Nicolas Ledain / Informateur RDP Le boulevard Gouin est unanimement critiqué dans RDP.

Dans la foulée de l’officialisation de la triste victoire du boulevard Gouin dans le sondage des pires routes du Québec, citoyens et élus se mobilisent pour réclamer la planification de travaux à la ville-centre.

«On fête d’avoir gagné le palmarès de la honte», souligne avec une fierté amère Corinne Tastayre. Cette résidente de l’arrondissement a mené la campagne de mobilisation pour désigner le boulevard Gouin comme la pire route 2018 du Québec lors du sondage annuel organisé par CAA. Classé sixième en 2016 et troisième l’an dernier, l’axe qui longe la rivière des prairies a remporté ce triste titre cette année.

«On est rendu premier, vous voulez quoi maintenant? Qu’on soit premier du Canada? Premier de l’Amérique du Nord? Malheureusement ces concours n’existent pas, mais je pense qu’on les gagnerait», poursuit Mme Tastayre.

Avec sa chaussée abîmée, sa piste cyclable trouée, son absence de trottoirs sur plusieurs tronçons et ses fameux poteaux d’Hydro-Québec installés en plein milieu de la voie réservée aux vélos, le boulevard Gouin ne manque pas d’arguments pour une réfection majeure. Pourtant la Ville de Montréal, qui est responsable de cette infrastructure routière, n’a pas encore annoncé de plan de réfection pour la portion située dans Rivière-des-Prairies. Fin mai, l’administration centrale avait néanmoins expliqué à L’Informateur qu’elle étudiait le plan directeur de revitalisation réalisé par l’arrondissement.

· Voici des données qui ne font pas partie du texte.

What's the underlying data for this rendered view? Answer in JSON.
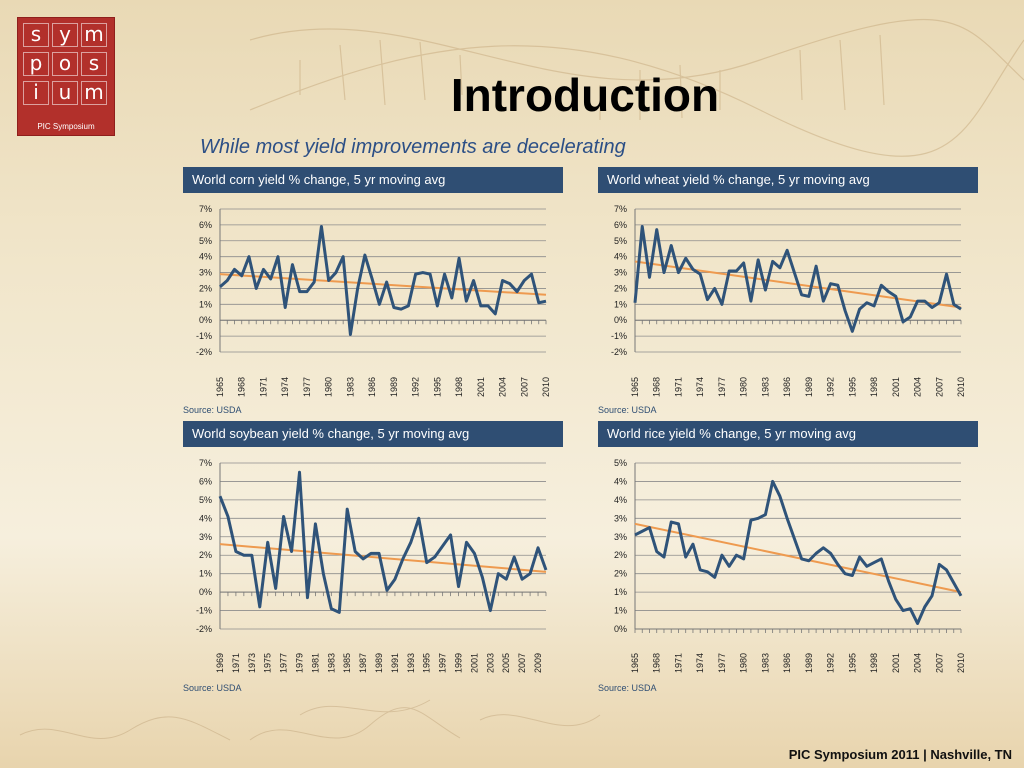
{
  "logo": {
    "letters": [
      "s",
      "y",
      "m",
      "p",
      "o",
      "s",
      "i",
      "u",
      "m"
    ],
    "caption": "PIC Symposium"
  },
  "slide": {
    "title": "Introduction",
    "subtitle": "While most yield improvements are decelerating",
    "footer": "PIC Symposium 2011 | Nashville, TN"
  },
  "colors": {
    "series": "#2f5379",
    "trend": "#ee9a4f",
    "panel_header": "#2f4e73",
    "brand_red": "#b2302b"
  },
  "chart_data": [
    {
      "type": "line",
      "title": "World corn yield % change, 5 yr moving avg",
      "source": "Source: USDA",
      "x_start": 1965,
      "x_end": 2010,
      "x_tick_labels": [
        "1965",
        "1968",
        "1971",
        "1974",
        "1977",
        "1980",
        "1983",
        "1986",
        "1989",
        "1992",
        "1995",
        "1998",
        "2001",
        "2004",
        "2007",
        "2010"
      ],
      "y_tick_labels": [
        "7%",
        "6%",
        "5%",
        "4%",
        "3%",
        "2%",
        "1%",
        "0%",
        "-1%",
        "-2%"
      ],
      "ylim": [
        -2,
        7
      ],
      "series": [
        {
          "values": [
            2.1,
            2.5,
            3.2,
            2.8,
            4.0,
            2.0,
            3.2,
            2.6,
            4.0,
            0.8,
            3.5,
            1.8,
            1.8,
            2.4,
            5.9,
            2.5,
            3.0,
            4.0,
            -0.9,
            2.0,
            4.1,
            2.6,
            1.0,
            2.4,
            0.8,
            0.7,
            0.9,
            2.9,
            3.0,
            2.9,
            0.9,
            2.9,
            1.4,
            3.9,
            1.2,
            2.5,
            0.9,
            0.9,
            0.4,
            2.5,
            2.3,
            1.8,
            2.5,
            2.9,
            1.1,
            1.2
          ]
        }
      ],
      "trend": [
        2.9,
        1.6
      ]
    },
    {
      "type": "line",
      "title": "World wheat yield % change, 5 yr moving avg",
      "source": "Source: USDA",
      "x_start": 1965,
      "x_end": 2010,
      "x_tick_labels": [
        "1965",
        "1968",
        "1971",
        "1974",
        "1977",
        "1980",
        "1983",
        "1986",
        "1989",
        "1992",
        "1995",
        "1998",
        "2001",
        "2004",
        "2007",
        "2010"
      ],
      "y_tick_labels": [
        "7%",
        "6%",
        "5%",
        "4%",
        "3%",
        "2%",
        "1%",
        "0%",
        "-1%",
        "-2%"
      ],
      "ylim": [
        -2,
        7
      ],
      "series": [
        {
          "values": [
            1.1,
            5.9,
            2.7,
            5.7,
            3.0,
            4.7,
            3.0,
            3.9,
            3.2,
            2.9,
            1.3,
            2.0,
            1.0,
            3.1,
            3.1,
            3.6,
            1.2,
            3.8,
            1.9,
            3.7,
            3.3,
            4.4,
            3.0,
            1.6,
            1.5,
            3.4,
            1.2,
            2.3,
            2.2,
            0.6,
            -0.7,
            0.7,
            1.1,
            0.9,
            2.2,
            1.8,
            1.5,
            -0.1,
            0.2,
            1.2,
            1.2,
            0.8,
            1.1,
            2.9,
            1.0,
            0.7
          ]
        }
      ],
      "trend": [
        3.7,
        0.8
      ]
    },
    {
      "type": "line",
      "title": "World soybean yield % change, 5 yr moving avg",
      "source": "Source: USDA",
      "x_start": 1969,
      "x_end": 2010,
      "x_tick_labels": [
        "1969",
        "1971",
        "1973",
        "1975",
        "1977",
        "1979",
        "1981",
        "1983",
        "1985",
        "1987",
        "1989",
        "1991",
        "1993",
        "1995",
        "1997",
        "1999",
        "2001",
        "2003",
        "2005",
        "2007",
        "2009"
      ],
      "y_tick_labels": [
        "7%",
        "6%",
        "5%",
        "4%",
        "3%",
        "2%",
        "1%",
        "0%",
        "-1%",
        "-2%"
      ],
      "ylim": [
        -2,
        7
      ],
      "series": [
        {
          "values": [
            5.2,
            4.1,
            2.2,
            2.0,
            2.0,
            -0.8,
            2.7,
            0.2,
            4.1,
            2.2,
            6.5,
            -0.3,
            3.7,
            1.0,
            -0.9,
            -1.1,
            4.5,
            2.2,
            1.8,
            2.1,
            2.1,
            0.1,
            0.7,
            1.8,
            2.7,
            4.0,
            1.6,
            1.9,
            2.5,
            3.1,
            0.3,
            2.7,
            2.1,
            0.8,
            -1.0,
            1.0,
            0.7,
            1.9,
            0.7,
            1.0,
            2.4,
            1.2
          ]
        }
      ],
      "trend": [
        2.6,
        1.1
      ]
    },
    {
      "type": "line",
      "title": "World rice yield % change, 5 yr moving avg",
      "source": "Source: USDA",
      "x_start": 1965,
      "x_end": 2010,
      "x_tick_labels": [
        "1965",
        "1968",
        "1971",
        "1974",
        "1977",
        "1980",
        "1983",
        "1986",
        "1989",
        "1992",
        "1995",
        "1998",
        "2001",
        "2004",
        "2007",
        "2010"
      ],
      "y_tick_labels": [
        "5%",
        "4%",
        "4%",
        "3%",
        "3%",
        "2%",
        "2%",
        "1%",
        "1%",
        "0%"
      ],
      "ylim": [
        0,
        4.5
      ],
      "series": [
        {
          "values": [
            2.55,
            2.65,
            2.75,
            2.1,
            1.95,
            2.9,
            2.85,
            1.95,
            2.3,
            1.6,
            1.55,
            1.4,
            2.0,
            1.7,
            2.0,
            1.9,
            2.95,
            3.0,
            3.1,
            4.0,
            3.6,
            3.0,
            2.45,
            1.9,
            1.85,
            2.05,
            2.2,
            2.05,
            1.75,
            1.5,
            1.45,
            1.95,
            1.7,
            1.8,
            1.9,
            1.3,
            0.8,
            0.5,
            0.55,
            0.15,
            0.6,
            0.9,
            1.75,
            1.6,
            1.25,
            0.9
          ]
        }
      ],
      "trend": [
        2.85,
        1.0
      ]
    }
  ]
}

«Le statu quo est inacceptable. On a déjà fait toutes les démarches possibles et impossibles pour alerter et faire en sorte d’obtenir les approbations pour faire les travaux. Ce sondage vient des citoyens qui sont tannés, outrés et n’en peuvent plus de voir cette situation se perpétuer. Plus on va attendre et plus ça va coûter cher, donc on attend un engagement formel», réclame la mairesse de RDP-PAT Chantal Rouleau à celle de Montréal, Valérie Plante.

Un potentiel exceptionnel
Une revitalisation de cette portion routière est néanmoins complexe puisqu’en raison de sa proximité avec la rivière et de la présence de nombreux équipements d’Hydro-Québec, cette planification devra se faire en accord avec le ministère de l’Environnement et la société d’État. De plus, puisque le boulevard Gouin se situe en bout de réseau dans une zone très boisée, son achalandage n’en fait pas une priorité. Les élus et les citoyens qui se sont mobilisés pour ce concours des pires routes estiment toutefois que son potentiel doit être développé.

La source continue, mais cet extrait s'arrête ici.